Similar to U.S. congressional hearings, the aims of the Dutch hearings are twofold—for lawmakers to obtain more insight into how profits are shifted out of the Netherlands for tax avoidance purposes, and the role played by the Netherlands itself in the rerouting of profits through the country in the wake of the massive leak of 10 million documents from the Panama law firm Mossack Fonseca & Co.
“Our two main objectives are to map out what happens with Dutch money abroad and how so-called mailbox companies in the Netherlands work,’’ said Henk Nijboer, the Labor Party lawmaker who chairs the committee. The role of trust offices in the tax system is of interest to the committee, he said.
Tax officials speaking at the hearing said that they try to contest the validity of offshore shell companies by requesting information that shows the real decisions are being taken not by the trust firm, but by the beneficiaries resident in the Netherlands.
Ben van den Berg—an official at the Dutch tax administration unit Tax Havens and Concern Funding Coordination Group, or Coördinatiegroep Taxhavens en Concernfinanciering— said that for business location investigations, “there’s only one thing that matters: the facts.”
“When no real economic activities take place in a tax haven, you can’t assign any profits to this tax haven either,” he added.
In investigations, officials consequently often request, for instance, email communications to see who is really pulling the strings, and that’s never the offshore trusts, Van den Berg said.
“For every transaction they complete they request permission from the director or major shareholder,” he said.

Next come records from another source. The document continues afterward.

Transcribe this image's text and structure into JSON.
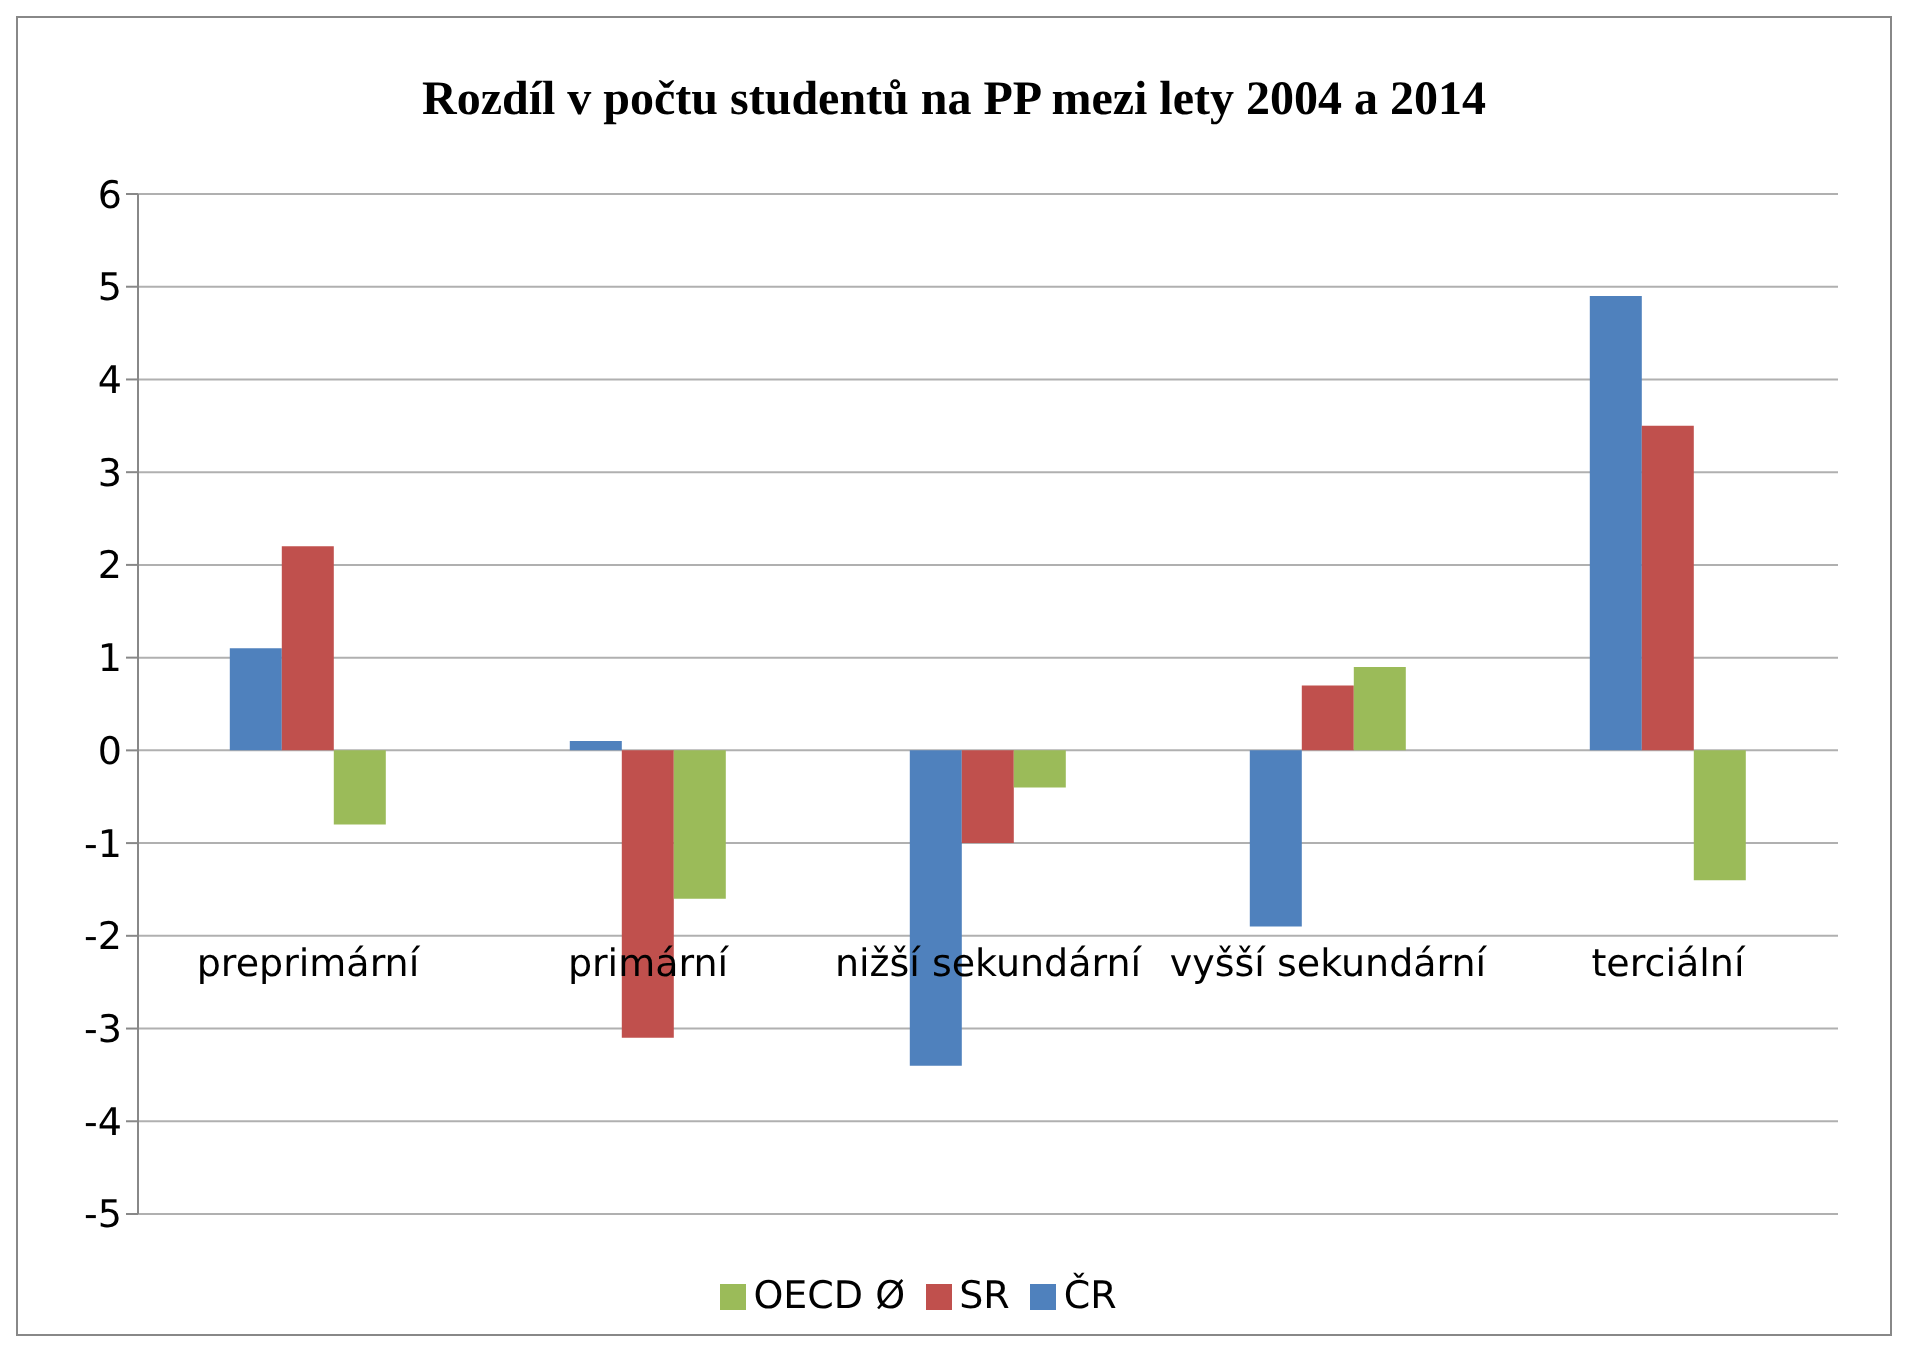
{
  "chart_data": {
    "type": "bar",
    "title": "Rozdíl v počtu studentů na PP mezi lety 2004 a 2014",
    "categories": [
      "preprimární",
      "primární",
      "nižší sekundární",
      "vyšší sekundární",
      "terciální"
    ],
    "series": [
      {
        "name": "ČR",
        "color": "#4f81bd",
        "values": [
          1.1,
          0.1,
          -3.4,
          -1.9,
          4.9
        ]
      },
      {
        "name": "SR",
        "color": "#c0504d",
        "values": [
          2.2,
          -3.1,
          -1.0,
          0.7,
          3.5
        ]
      },
      {
        "name": "OECD Ø",
        "color": "#9bbb59",
        "values": [
          -0.8,
          -1.6,
          -0.4,
          0.9,
          -1.4
        ]
      }
    ],
    "ylim": [
      -5,
      6
    ],
    "yticks": [
      -5,
      -4,
      -3,
      -2,
      -1,
      0,
      1,
      2,
      3,
      4,
      5,
      6
    ],
    "grid": "y",
    "legend": "bottom"
  }
}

Noting that the unit had investigated some 100 cases in recent years, he said: “I haven’t ever seen that the management of a trust truly managed intangible assets and took related key decisions.”

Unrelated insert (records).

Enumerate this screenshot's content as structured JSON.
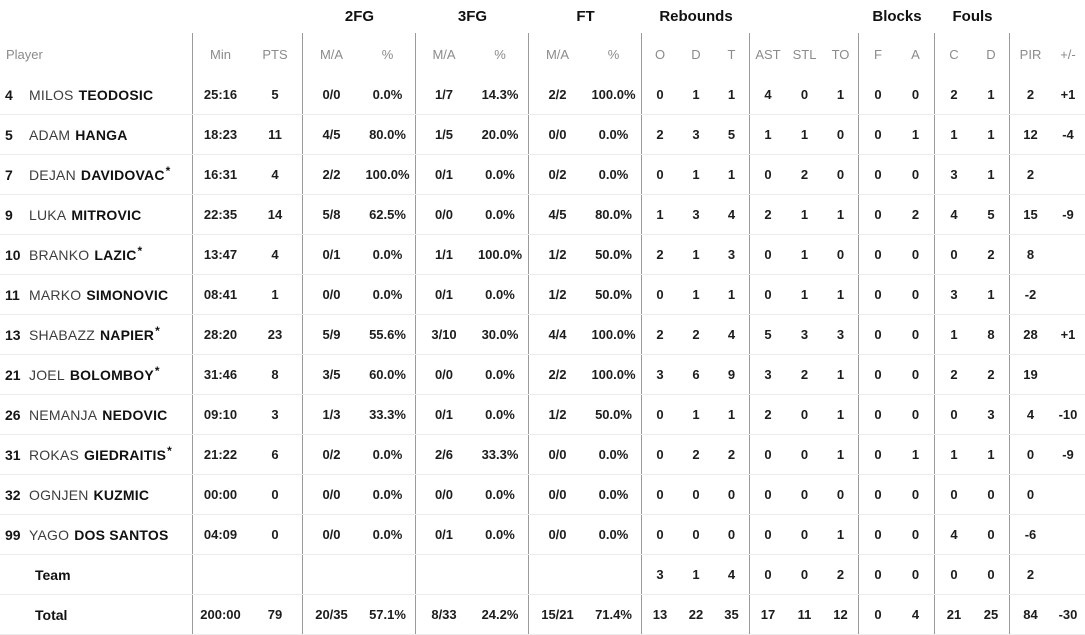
{
  "table": {
    "group_headers": [
      "2FG",
      "3FG",
      "FT",
      "Rebounds",
      "Blocks",
      "Fouls"
    ],
    "columns": [
      "Player",
      "Min",
      "PTS",
      "M/A",
      "%",
      "M/A",
      "%",
      "M/A",
      "%",
      "O",
      "D",
      "T",
      "AST",
      "STL",
      "TO",
      "F",
      "A",
      "C",
      "D",
      "PIR",
      "+/-"
    ],
    "starter_mark": "*",
    "colors": {
      "vertical_line": "#9b9b9b",
      "row_line": "#ececec",
      "header_text": "#8b8b8b",
      "text": "#1d1d1d"
    },
    "rows": [
      {
        "num": "4",
        "first": "MILOS",
        "last": "TEODOSIC",
        "starter": false,
        "min": "25:16",
        "pts": "5",
        "fg2": "0/0",
        "fg2p": "0.0%",
        "fg3": "1/7",
        "fg3p": "14.3%",
        "ft": "2/2",
        "ftp": "100.0%",
        "o": "0",
        "d": "1",
        "t": "1",
        "ast": "4",
        "stl": "0",
        "to": "1",
        "bf": "0",
        "ba": "0",
        "fc": "2",
        "fd": "1",
        "pir": "2",
        "pm": "+1"
      },
      {
        "num": "5",
        "first": "ADAM",
        "last": "HANGA",
        "starter": false,
        "min": "18:23",
        "pts": "11",
        "fg2": "4/5",
        "fg2p": "80.0%",
        "fg3": "1/5",
        "fg3p": "20.0%",
        "ft": "0/0",
        "ftp": "0.0%",
        "o": "2",
        "d": "3",
        "t": "5",
        "ast": "1",
        "stl": "1",
        "to": "0",
        "bf": "0",
        "ba": "1",
        "fc": "1",
        "fd": "1",
        "pir": "12",
        "pm": "-4"
      },
      {
        "num": "7",
        "first": "DEJAN",
        "last": "DAVIDOVAC",
        "starter": true,
        "min": "16:31",
        "pts": "4",
        "fg2": "2/2",
        "fg2p": "100.0%",
        "fg3": "0/1",
        "fg3p": "0.0%",
        "ft": "0/2",
        "ftp": "0.0%",
        "o": "0",
        "d": "1",
        "t": "1",
        "ast": "0",
        "stl": "2",
        "to": "0",
        "bf": "0",
        "ba": "0",
        "fc": "3",
        "fd": "1",
        "pir": "2",
        "pm": ""
      },
      {
        "num": "9",
        "first": "LUKA",
        "last": "MITROVIC",
        "starter": false,
        "min": "22:35",
        "pts": "14",
        "fg2": "5/8",
        "fg2p": "62.5%",
        "fg3": "0/0",
        "fg3p": "0.0%",
        "ft": "4/5",
        "ftp": "80.0%",
        "o": "1",
        "d": "3",
        "t": "4",
        "ast": "2",
        "stl": "1",
        "to": "1",
        "bf": "0",
        "ba": "2",
        "fc": "4",
        "fd": "5",
        "pir": "15",
        "pm": "-9"
      },
      {
        "num": "10",
        "first": "BRANKO",
        "last": "LAZIC",
        "starter": true,
        "min": "13:47",
        "pts": "4",
        "fg2": "0/1",
        "fg2p": "0.0%",
        "fg3": "1/1",
        "fg3p": "100.0%",
        "ft": "1/2",
        "ftp": "50.0%",
        "o": "2",
        "d": "1",
        "t": "3",
        "ast": "0",
        "stl": "1",
        "to": "0",
        "bf": "0",
        "ba": "0",
        "fc": "0",
        "fd": "2",
        "pir": "8",
        "pm": ""
      },
      {
        "num": "11",
        "first": "MARKO",
        "last": "SIMONOVIC",
        "starter": false,
        "min": "08:41",
        "pts": "1",
        "fg2": "0/0",
        "fg2p": "0.0%",
        "fg3": "0/1",
        "fg3p": "0.0%",
        "ft": "1/2",
        "ftp": "50.0%",
        "o": "0",
        "d": "1",
        "t": "1",
        "ast": "0",
        "stl": "1",
        "to": "1",
        "bf": "0",
        "ba": "0",
        "fc": "3",
        "fd": "1",
        "pir": "-2",
        "pm": ""
      },
      {
        "num": "13",
        "first": "SHABAZZ",
        "last": "NAPIER",
        "starter": true,
        "min": "28:20",
        "pts": "23",
        "fg2": "5/9",
        "fg2p": "55.6%",
        "fg3": "3/10",
        "fg3p": "30.0%",
        "ft": "4/4",
        "ftp": "100.0%",
        "o": "2",
        "d": "2",
        "t": "4",
        "ast": "5",
        "stl": "3",
        "to": "3",
        "bf": "0",
        "ba": "0",
        "fc": "1",
        "fd": "8",
        "pir": "28",
        "pm": "+1"
      },
      {
        "num": "21",
        "first": "JOEL",
        "last": "BOLOMBOY",
        "starter": true,
        "min": "31:46",
        "pts": "8",
        "fg2": "3/5",
        "fg2p": "60.0%",
        "fg3": "0/0",
        "fg3p": "0.0%",
        "ft": "2/2",
        "ftp": "100.0%",
        "o": "3",
        "d": "6",
        "t": "9",
        "ast": "3",
        "stl": "2",
        "to": "1",
        "bf": "0",
        "ba": "0",
        "fc": "2",
        "fd": "2",
        "pir": "19",
        "pm": ""
      },
      {
        "num": "26",
        "first": "NEMANJA",
        "last": "NEDOVIC",
        "starter": false,
        "min": "09:10",
        "pts": "3",
        "fg2": "1/3",
        "fg2p": "33.3%",
        "fg3": "0/1",
        "fg3p": "0.0%",
        "ft": "1/2",
        "ftp": "50.0%",
        "o": "0",
        "d": "1",
        "t": "1",
        "ast": "2",
        "stl": "0",
        "to": "1",
        "bf": "0",
        "ba": "0",
        "fc": "0",
        "fd": "3",
        "pir": "4",
        "pm": "-10"
      },
      {
        "num": "31",
        "first": "ROKAS",
        "last": "GIEDRAITIS",
        "starter": true,
        "min": "21:22",
        "pts": "6",
        "fg2": "0/2",
        "fg2p": "0.0%",
        "fg3": "2/6",
        "fg3p": "33.3%",
        "ft": "0/0",
        "ftp": "0.0%",
        "o": "0",
        "d": "2",
        "t": "2",
        "ast": "0",
        "stl": "0",
        "to": "1",
        "bf": "0",
        "ba": "1",
        "fc": "1",
        "fd": "1",
        "pir": "0",
        "pm": "-9"
      },
      {
        "num": "32",
        "first": "OGNJEN",
        "last": "KUZMIC",
        "starter": false,
        "min": "00:00",
        "pts": "0",
        "fg2": "0/0",
        "fg2p": "0.0%",
        "fg3": "0/0",
        "fg3p": "0.0%",
        "ft": "0/0",
        "ftp": "0.0%",
        "o": "0",
        "d": "0",
        "t": "0",
        "ast": "0",
        "stl": "0",
        "to": "0",
        "bf": "0",
        "ba": "0",
        "fc": "0",
        "fd": "0",
        "pir": "0",
        "pm": ""
      },
      {
        "num": "99",
        "first": "YAGO",
        "last": "DOS SANTOS",
        "starter": false,
        "min": "04:09",
        "pts": "0",
        "fg2": "0/0",
        "fg2p": "0.0%",
        "fg3": "0/1",
        "fg3p": "0.0%",
        "ft": "0/0",
        "ftp": "0.0%",
        "o": "0",
        "d": "0",
        "t": "0",
        "ast": "0",
        "stl": "0",
        "to": "1",
        "bf": "0",
        "ba": "0",
        "fc": "4",
        "fd": "0",
        "pir": "-6",
        "pm": ""
      },
      {
        "label": "Team",
        "min": "",
        "pts": "",
        "fg2": "",
        "fg2p": "",
        "fg3": "",
        "fg3p": "",
        "ft": "",
        "ftp": "",
        "o": "3",
        "d": "1",
        "t": "4",
        "ast": "0",
        "stl": "0",
        "to": "2",
        "bf": "0",
        "ba": "0",
        "fc": "0",
        "fd": "0",
        "pir": "2",
        "pm": ""
      },
      {
        "label": "Total",
        "min": "200:00",
        "pts": "79",
        "fg2": "20/35",
        "fg2p": "57.1%",
        "fg3": "8/33",
        "fg3p": "24.2%",
        "ft": "15/21",
        "ftp": "71.4%",
        "o": "13",
        "d": "22",
        "t": "35",
        "ast": "17",
        "stl": "11",
        "to": "12",
        "bf": "0",
        "ba": "4",
        "fc": "21",
        "fd": "25",
        "pir": "84",
        "pm": "-30"
      }
    ]
  }
}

Experts also warned that a draft law providing for the establishment of a beneficial ownership register to combat money laundering and tax evasion wouldn’t be much help in identifying the real decision makers behind shell companies.

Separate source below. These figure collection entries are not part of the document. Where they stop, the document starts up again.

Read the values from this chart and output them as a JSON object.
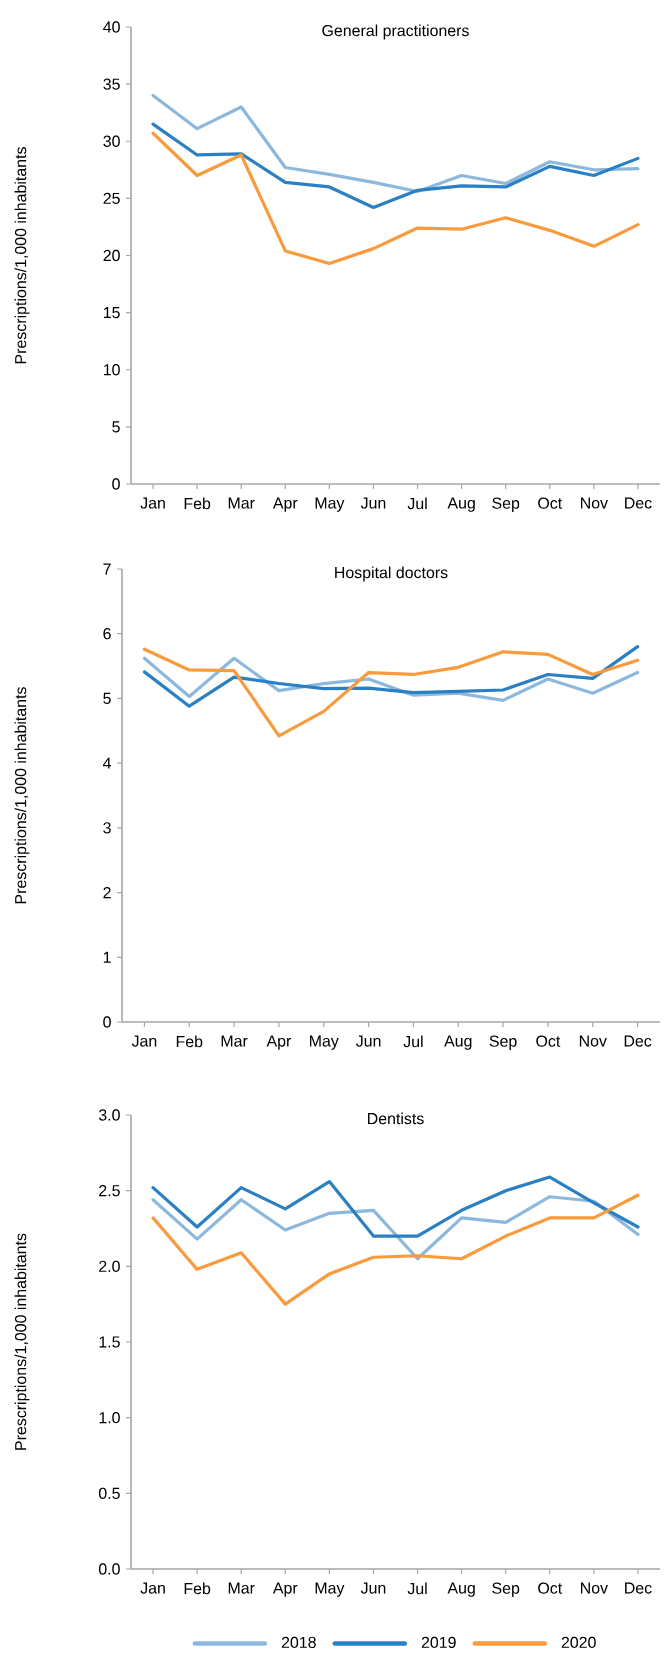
{
  "chart_data": [
    {
      "type": "line",
      "title": "General practitioners",
      "ylabel": "Prescriptions/1,000 inhabitants",
      "categories": [
        "Jan",
        "Feb",
        "Mar",
        "Apr",
        "May",
        "Jun",
        "Jul",
        "Aug",
        "Sep",
        "Oct",
        "Nov",
        "Dec"
      ],
      "ylim": [
        0,
        40
      ],
      "yticks": [
        0,
        5,
        10,
        15,
        20,
        25,
        30,
        35,
        40
      ],
      "series": [
        {
          "color": "#8db8de",
          "values": [
            34,
            31.1,
            33,
            27.7,
            27.1,
            26.4,
            25.6,
            27,
            26.3,
            28.2,
            27.5,
            27.6
          ]
        },
        {
          "color": "#2a80c2",
          "values": [
            31.5,
            28.8,
            28.9,
            26.4,
            26,
            24.2,
            25.7,
            26.1,
            26,
            27.8,
            27,
            28.5
          ]
        },
        {
          "color": "#f99a3c",
          "values": [
            30.7,
            27,
            28.8,
            20.4,
            19.3,
            20.6,
            22.4,
            22.3,
            23.3,
            22.2,
            20.8,
            22.7
          ]
        }
      ]
    },
    {
      "type": "line",
      "title": "Hospital doctors",
      "ylabel": "Prescriptions/1,000 inhabitants",
      "categories": [
        "Jan",
        "Feb",
        "Mar",
        "Apr",
        "May",
        "Jun",
        "Jul",
        "Aug",
        "Sep",
        "Oct",
        "Nov",
        "Dec"
      ],
      "ylim": [
        0,
        7
      ],
      "yticks": [
        0,
        1,
        2,
        3,
        4,
        5,
        6,
        7
      ],
      "series": [
        {
          "color": "#8db8de",
          "values": [
            5.62,
            5.03,
            5.62,
            5.12,
            5.23,
            5.3,
            5.05,
            5.08,
            4.97,
            5.3,
            5.08,
            5.4
          ]
        },
        {
          "color": "#2a80c2",
          "values": [
            5.41,
            4.88,
            5.33,
            5.23,
            5.15,
            5.16,
            5.09,
            5.11,
            5.13,
            5.37,
            5.31,
            5.8
          ]
        },
        {
          "color": "#f99a3c",
          "values": [
            5.76,
            5.44,
            5.43,
            4.42,
            4.8,
            5.4,
            5.37,
            5.48,
            5.72,
            5.68,
            5.37,
            5.59
          ]
        }
      ]
    },
    {
      "type": "line",
      "title": "Dentists",
      "ylabel": "Prescriptions/1,000 inhabitants",
      "categories": [
        "Jan",
        "Feb",
        "Mar",
        "Apr",
        "May",
        "Jun",
        "Jul",
        "Aug",
        "Sep",
        "Oct",
        "Nov",
        "Dec"
      ],
      "ylim": [
        0,
        3
      ],
      "yticks": [
        {
          "value": 0,
          "label": "0.0"
        },
        {
          "value": 0.5,
          "label": "0.5"
        },
        {
          "value": 1,
          "label": "1.0"
        },
        {
          "value": 1.5,
          "label": "1.5"
        },
        {
          "value": 2,
          "label": "2.0"
        },
        {
          "value": 2.5,
          "label": "2.5"
        },
        {
          "value": 3,
          "label": "3.0"
        }
      ],
      "legend": "bottom",
      "series": [
        {
          "name": "2018",
          "color": "#8db8de",
          "values": [
            2.44,
            2.18,
            2.44,
            2.24,
            2.35,
            2.37,
            2.05,
            2.32,
            2.29,
            2.46,
            2.43,
            2.21
          ]
        },
        {
          "name": "2019",
          "color": "#2a80c2",
          "values": [
            2.52,
            2.26,
            2.52,
            2.38,
            2.56,
            2.2,
            2.2,
            2.37,
            2.5,
            2.59,
            2.42,
            2.26
          ]
        },
        {
          "name": "2020",
          "color": "#f99a3c",
          "values": [
            2.32,
            1.98,
            2.09,
            1.75,
            1.95,
            2.06,
            2.07,
            2.05,
            2.2,
            2.32,
            2.32,
            2.47
          ]
        }
      ]
    }
  ]
}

Jan van Koningsveld, a director of the Offshore Knowledge Centre who also previously worked for the Dutch anti-fraud agency Fiscale inlichtingen- en opsporingsdienst, noted that a 25 percent stake in a legal entity was expected to trigger the registry requirement.
However, he added: “I’ve never in my 25 years at FIOD encountered a criminal who was stupid enough to have a 25 percent share in his name.”
Noting that 95 percent of taxpayers used shell companies for legitimate purposes, for instance to escape media scrutiny, he warned that the registry proposal cast too wide a net and that it had seemingly become an end it in itself rather than a means to achieve more transparency.
Van Koningsveld moreover warned that the offshore industry was also getting ever craftier in designing products and services to respond to the increasing demand for anonymity from companies and wealthy individuals.
“In my view, there are some 40 offshore countries, and in every one of those you encounter five to six legal forms, so that means you have 240 to 250 different legal forms,” he said.
Under the draft proposal, so-called obliged entities such as tax advisers, banks, notaries, lawyers, brokers would be required to report suspicious transactions to the Chamber of Commerce.
“But you can’t expect a bank employee or someone from a trust firm or the FIOD or tax administration to know all these legal characteristics and keep up with all these changes,” Van Koningsveld said.
Ruud de Smit, a professor in corporate taxation at Erasmus University Rotterdam, told Bloomberg BNA that the focus of the hearings on trusts was remarkable.
“This emphasis is notable not just for today’s hearings, but also in the hearings scheduled for later this week and next week,” he said in a June 7 email. “The questioning committee apparently wants to obtain much more insight into this sector.”
The committee will issue a report following the hearings but won’t make any recommendations for changes.